From the American Cancer Society
Brittany Peterson, of North Branch, was diagnosed with bladder cancer in 2012, and was one of the youngest people in Minnesota diagnosed with this cancer with no history of risk factors, such as a family history, and no environmental risks or habits, such as smoking. With the support of her husband and parents, Peterson went through six surgeries and several immunotherapies at the University of Minnesota. Since January 2013, she has dropped from being considered high risk to now being a low risk for the return of the cancer. She has to only go through one more precautionary therapy in the next few months
Peterson said she’s feeling great and that her cancer has brought her back to church and she finds her daily walk with God a strong factor in her positive journey with cancer. She is grateful for her family doctor, Jeff Cox, of Allina in North Branch, and the oncology specialists at the University of Minnesota who were knowledgeable and administered the immunotherapy treatments, which consisted of injecting tuberculosis bacteria into her bladder. It is this kind of medical care and research that is supported by funds from the Relay for Life, which has given her more birthdays and hope for the future. She hopes everyone can join in the fight.

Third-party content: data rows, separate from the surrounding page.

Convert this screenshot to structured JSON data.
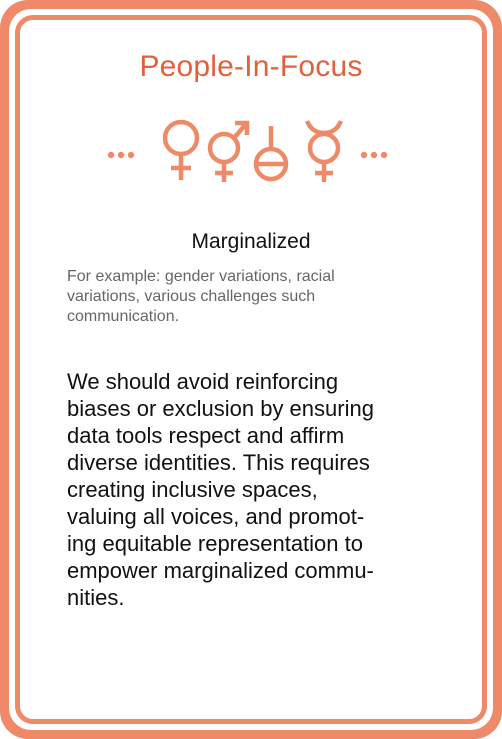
{
  "card": {
    "title": "People-In-Focus",
    "subtitle": "Marginalized",
    "example_lines": [
      "For example: gender variations, racial",
      "variations, various challenges such",
      "communication."
    ],
    "body_lines": [
      "We should avoid reinforcing",
      "biases or exclusion by ensuring",
      "data tools respect and affirm",
      "diverse identities. This requires",
      "creating inclusive spaces,",
      "valuing all voices, and promot-",
      "ing equitable representation to",
      "empower marginalized commu-",
      "nities."
    ]
  },
  "icons": [
    "ellipsis-icon",
    "female-symbol-icon",
    "transgender-symbol-icon",
    "neutrois-symbol-icon",
    "hermaphrodite-symbol-icon",
    "ellipsis-icon"
  ],
  "colors": {
    "accent": "#ee8a67",
    "title": "#e0613b",
    "body": "#111111",
    "muted": "#666666"
  }
}
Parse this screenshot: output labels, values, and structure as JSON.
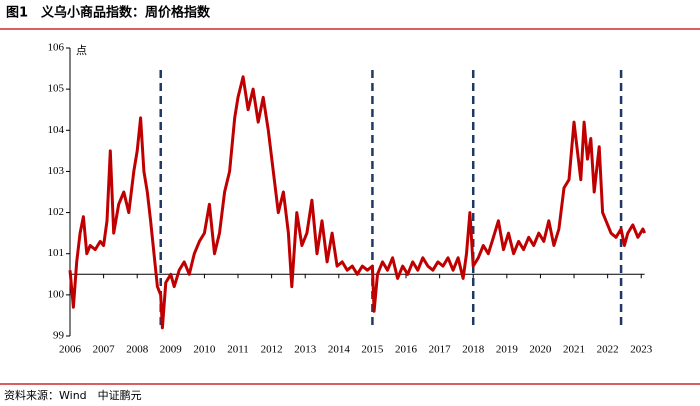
{
  "chart_data": {
    "type": "line",
    "title": "图1　义乌小商品指数：周价格指数",
    "y_label": "点",
    "source": "资料来源：Wind　中证鹏元",
    "x": [
      2006.0,
      2006.1,
      2006.2,
      2006.3,
      2006.4,
      2006.5,
      2006.6,
      2006.75,
      2006.9,
      2007.0,
      2007.1,
      2007.2,
      2007.3,
      2007.45,
      2007.6,
      2007.75,
      2007.9,
      2008.0,
      2008.1,
      2008.2,
      2008.3,
      2008.4,
      2008.5,
      2008.6,
      2008.7,
      2008.75,
      2008.85,
      2009.0,
      2009.1,
      2009.25,
      2009.4,
      2009.55,
      2009.7,
      2009.85,
      2010.0,
      2010.15,
      2010.3,
      2010.45,
      2010.6,
      2010.75,
      2010.9,
      2011.0,
      2011.15,
      2011.3,
      2011.45,
      2011.6,
      2011.75,
      2011.9,
      2012.05,
      2012.2,
      2012.35,
      2012.5,
      2012.6,
      2012.75,
      2012.9,
      2013.05,
      2013.2,
      2013.35,
      2013.5,
      2013.65,
      2013.8,
      2013.95,
      2014.1,
      2014.25,
      2014.4,
      2014.55,
      2014.7,
      2014.85,
      2015.0,
      2015.05,
      2015.15,
      2015.3,
      2015.45,
      2015.6,
      2015.75,
      2015.9,
      2016.05,
      2016.2,
      2016.35,
      2016.5,
      2016.65,
      2016.8,
      2016.95,
      2017.1,
      2017.25,
      2017.4,
      2017.55,
      2017.7,
      2017.8,
      2017.9,
      2018.0,
      2018.15,
      2018.3,
      2018.45,
      2018.6,
      2018.75,
      2018.9,
      2019.05,
      2019.2,
      2019.35,
      2019.5,
      2019.65,
      2019.8,
      2019.95,
      2020.1,
      2020.25,
      2020.4,
      2020.55,
      2020.7,
      2020.85,
      2021.0,
      2021.1,
      2021.2,
      2021.3,
      2021.4,
      2021.5,
      2021.6,
      2021.75,
      2021.85,
      2021.95,
      2022.1,
      2022.25,
      2022.4,
      2022.5,
      2022.6,
      2022.75,
      2022.9,
      2023.05,
      2023.1
    ],
    "series": [
      {
        "name": "周价格指数",
        "color": "#c00000",
        "values": [
          100.6,
          99.7,
          100.8,
          101.5,
          101.9,
          101.0,
          101.2,
          101.1,
          101.3,
          101.2,
          101.8,
          103.5,
          101.5,
          102.2,
          102.5,
          102.0,
          103.0,
          103.5,
          104.3,
          103.0,
          102.5,
          101.8,
          101.0,
          100.2,
          100.0,
          99.2,
          100.3,
          100.5,
          100.2,
          100.6,
          100.8,
          100.5,
          101.0,
          101.3,
          101.5,
          102.2,
          101.0,
          101.5,
          102.5,
          103.0,
          104.3,
          104.8,
          105.3,
          104.5,
          105.0,
          104.2,
          104.8,
          104.0,
          103.0,
          102.0,
          102.5,
          101.5,
          100.2,
          102.0,
          101.2,
          101.5,
          102.3,
          101.0,
          101.8,
          100.8,
          101.5,
          100.7,
          100.8,
          100.6,
          100.7,
          100.5,
          100.7,
          100.6,
          100.7,
          99.6,
          100.5,
          100.8,
          100.6,
          100.9,
          100.4,
          100.7,
          100.5,
          100.8,
          100.6,
          100.9,
          100.7,
          100.6,
          100.8,
          100.7,
          100.9,
          100.6,
          100.9,
          100.4,
          101.0,
          102.0,
          100.7,
          100.9,
          101.2,
          101.0,
          101.4,
          101.8,
          101.1,
          101.5,
          101.0,
          101.3,
          101.1,
          101.4,
          101.2,
          101.5,
          101.3,
          101.8,
          101.2,
          101.6,
          102.6,
          102.8,
          104.2,
          103.5,
          102.8,
          104.2,
          103.3,
          103.8,
          102.5,
          103.6,
          102.0,
          101.8,
          101.5,
          101.4,
          101.6,
          101.2,
          101.5,
          101.7,
          101.4,
          101.6,
          101.5
        ]
      }
    ],
    "xlim": [
      2006,
      2023.1
    ],
    "xticks": [
      2006,
      2007,
      2008,
      2009,
      2010,
      2011,
      2012,
      2013,
      2014,
      2015,
      2016,
      2017,
      2018,
      2019,
      2020,
      2021,
      2022,
      2023
    ],
    "ylim": [
      99,
      106
    ],
    "yticks": [
      99,
      100,
      101,
      102,
      103,
      104,
      105,
      106
    ],
    "x_axis_at": 100.5,
    "vlines": [
      2008.7,
      2015.0,
      2018.0,
      2022.4
    ],
    "vline_color": "#1f3864",
    "grid": false
  }
}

Pat Kennedy, of Lindstrom, is also a survivor of a very fast-growing, painful tumor, which started on the left side of his torso in 2008 and turned out to be non-Hogkins lymphoma cancer. Non-Hodgkin’s lymphoma is a cancer that originates in the lymphatic system, the disease-fighting network spread throughout the body. In non-Hodgkin’s lymphoma, tumors develop from lymphocytes — a type of white blood cell. After six months of chemotherapy, and no surgeries or radiation, Kennedy beat the odds with this cancer.
Kennedy’s determination, his wife, family, faith in his physicians and the knowledgeable care of the oncology nurses at Wyoming Fairview Lakes Clinic are what has helped him walk his journey.
One year ago, unfortunately, his wife was also diagnosed with a very aggressive form of small cell lung cancer and died three weeks later.
But Kennedy is a living example of someone who takes a lemon and turns it into lemonade. Now he volunteers every week in the oncology infusion clinic at Fairview Wyoming, helping others with cancer by talking with them, supporting them and just being there as they, too, walk the cancer journey. Kennedy encourages everyone to trust their doctors, have faith in them and to have belief in the work the American Cancer Society to finish this fight.